Call expressions
Call expressions are an important part of any programming language. Operation and function calls, much like partial applications, can be used as an expression anywhere as long as the returned value is of a suitable type.
The usefulness of calling operations in this form primarily lies in debugging, and such operation calls are one of the most common constructs in any Q# program. At the same time, operations can only be called from within other operations and not from within functions. For more information, see also Qubits.

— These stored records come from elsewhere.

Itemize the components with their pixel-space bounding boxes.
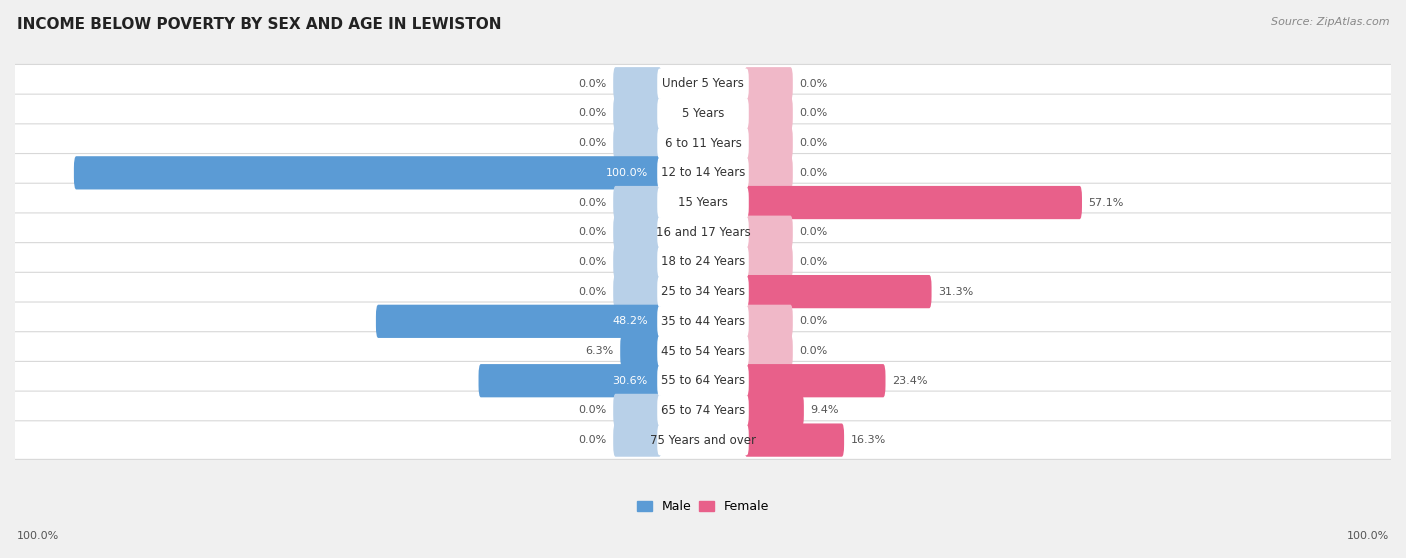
FancyBboxPatch shape [657,217,749,247]
FancyBboxPatch shape [13,331,1393,371]
FancyBboxPatch shape [13,94,1393,133]
Text: 9.4%: 9.4% [810,406,839,415]
Text: 16 and 17 Years: 16 and 17 Years [655,226,751,239]
Text: 65 to 74 Years: 65 to 74 Years [661,404,745,417]
Text: 0.0%: 0.0% [578,198,607,208]
FancyBboxPatch shape [744,305,793,338]
Text: 0.0%: 0.0% [799,316,828,326]
FancyBboxPatch shape [657,395,749,426]
Text: 6.3%: 6.3% [585,346,614,356]
FancyBboxPatch shape [13,243,1393,281]
FancyBboxPatch shape [613,186,662,219]
FancyBboxPatch shape [13,421,1393,459]
FancyBboxPatch shape [478,364,662,397]
FancyBboxPatch shape [657,247,749,277]
FancyBboxPatch shape [657,336,749,366]
Text: 0.0%: 0.0% [799,108,828,118]
Text: 35 to 44 Years: 35 to 44 Years [661,315,745,328]
FancyBboxPatch shape [657,187,749,218]
Text: 0.0%: 0.0% [578,138,607,148]
Text: 0.0%: 0.0% [578,406,607,415]
FancyBboxPatch shape [75,156,662,190]
FancyBboxPatch shape [13,183,1393,222]
Text: 100.0%: 100.0% [1347,531,1389,541]
FancyBboxPatch shape [657,276,749,307]
Text: 0.0%: 0.0% [799,346,828,356]
FancyBboxPatch shape [13,302,1393,340]
Text: 0.0%: 0.0% [578,227,607,237]
Text: 0.0%: 0.0% [799,257,828,267]
Text: 0.0%: 0.0% [799,138,828,148]
FancyBboxPatch shape [613,215,662,249]
FancyBboxPatch shape [744,67,793,100]
Text: 0.0%: 0.0% [578,257,607,267]
Text: Under 5 Years: Under 5 Years [662,77,744,90]
FancyBboxPatch shape [657,98,749,128]
Text: 25 to 34 Years: 25 to 34 Years [661,285,745,298]
FancyBboxPatch shape [657,128,749,158]
Text: 55 to 64 Years: 55 to 64 Years [661,374,745,387]
Text: 18 to 24 Years: 18 to 24 Years [661,256,745,268]
FancyBboxPatch shape [744,394,804,427]
FancyBboxPatch shape [744,334,793,368]
FancyBboxPatch shape [744,97,793,130]
Text: 23.4%: 23.4% [891,376,928,386]
Text: INCOME BELOW POVERTY BY SEX AND AGE IN LEWISTON: INCOME BELOW POVERTY BY SEX AND AGE IN L… [17,17,502,32]
FancyBboxPatch shape [744,275,932,308]
Text: 15 Years: 15 Years [678,196,728,209]
Text: 0.0%: 0.0% [578,287,607,297]
Text: 48.2%: 48.2% [612,316,648,326]
FancyBboxPatch shape [744,246,793,278]
Text: 57.1%: 57.1% [1088,198,1123,208]
FancyBboxPatch shape [744,215,793,249]
FancyBboxPatch shape [613,246,662,278]
Text: 31.3%: 31.3% [938,287,973,297]
FancyBboxPatch shape [657,158,749,188]
FancyBboxPatch shape [657,306,749,336]
FancyBboxPatch shape [744,156,793,190]
Text: 0.0%: 0.0% [578,79,607,89]
FancyBboxPatch shape [13,153,1393,192]
Text: 0.0%: 0.0% [578,435,607,445]
FancyBboxPatch shape [613,394,662,427]
FancyBboxPatch shape [13,391,1393,430]
Text: 16.3%: 16.3% [851,435,886,445]
FancyBboxPatch shape [13,213,1393,252]
Text: Source: ZipAtlas.com: Source: ZipAtlas.com [1271,17,1389,27]
FancyBboxPatch shape [13,65,1393,103]
FancyBboxPatch shape [620,334,662,368]
FancyBboxPatch shape [744,186,1083,219]
FancyBboxPatch shape [613,127,662,160]
Text: 5 Years: 5 Years [682,107,724,120]
Text: 0.0%: 0.0% [799,227,828,237]
FancyBboxPatch shape [13,272,1393,311]
FancyBboxPatch shape [613,275,662,308]
Text: 45 to 54 Years: 45 to 54 Years [661,344,745,358]
Text: 75 Years and over: 75 Years and over [650,434,756,446]
FancyBboxPatch shape [657,425,749,455]
Legend: Male, Female: Male, Female [637,501,769,513]
FancyBboxPatch shape [744,424,844,457]
FancyBboxPatch shape [744,127,793,160]
FancyBboxPatch shape [613,97,662,130]
Text: 0.0%: 0.0% [799,168,828,178]
FancyBboxPatch shape [13,124,1393,162]
Text: 0.0%: 0.0% [799,79,828,89]
FancyBboxPatch shape [744,364,886,397]
Text: 12 to 14 Years: 12 to 14 Years [661,166,745,179]
FancyBboxPatch shape [13,362,1393,400]
Text: 0.0%: 0.0% [578,108,607,118]
FancyBboxPatch shape [613,67,662,100]
FancyBboxPatch shape [657,69,749,99]
FancyBboxPatch shape [375,305,662,338]
Text: 6 to 11 Years: 6 to 11 Years [665,137,741,150]
Text: 30.6%: 30.6% [613,376,648,386]
Text: 100.0%: 100.0% [17,531,59,541]
FancyBboxPatch shape [657,365,749,396]
Text: 100.0%: 100.0% [606,168,648,178]
FancyBboxPatch shape [613,424,662,457]
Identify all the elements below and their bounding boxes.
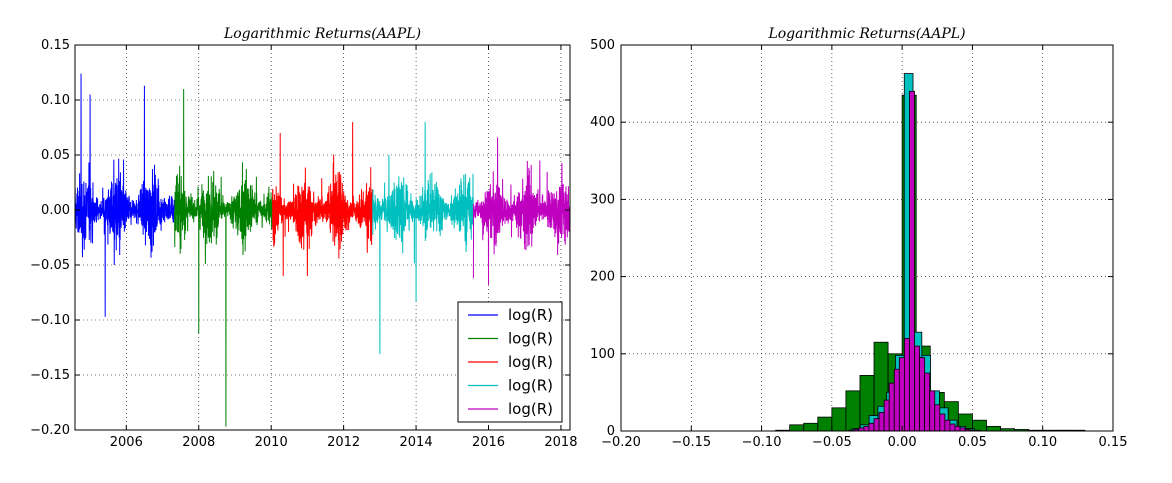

With callables being first-class values, call expressions are a generic way of supporting patterns that aren't common enough to merit their own dedicated language construct, or dedicated syntax has not (yet) been introduced for other reasons. Some examples of library methods that serve that purpose are ApplyIf
, which invokes an operation conditional on a classical bit being set; ApplyToEach
, which applies a given operation to each element in an array; and ApplyWithInputTransformation
, as shown in the following sample.
operation ApplyWithInputTransformation<'TArg, 'TIn>(
fn : 'TIn -> 'TArg,
op : 'TArg => Unit,
input : 'TIn
) : Unit {
op(fn(input));
}
ApplyWithInputTransformation
takes a function fn
, an operation op
, and an input
value as arguments and then applies the given function to the input before invoking the given operation with the value returned from the function.
For the compiler to auto-generate the specializations to support particular functors, it usually requires that the called operations support those functors as well. The two exceptions are calls in outer blocks of conjugations, which always need to support the Adjoint
functor but never need to support the Controlled
functor, and self-adjoint operations, which support the Adjoint
functor without imposing any additional requirements on the individual calls.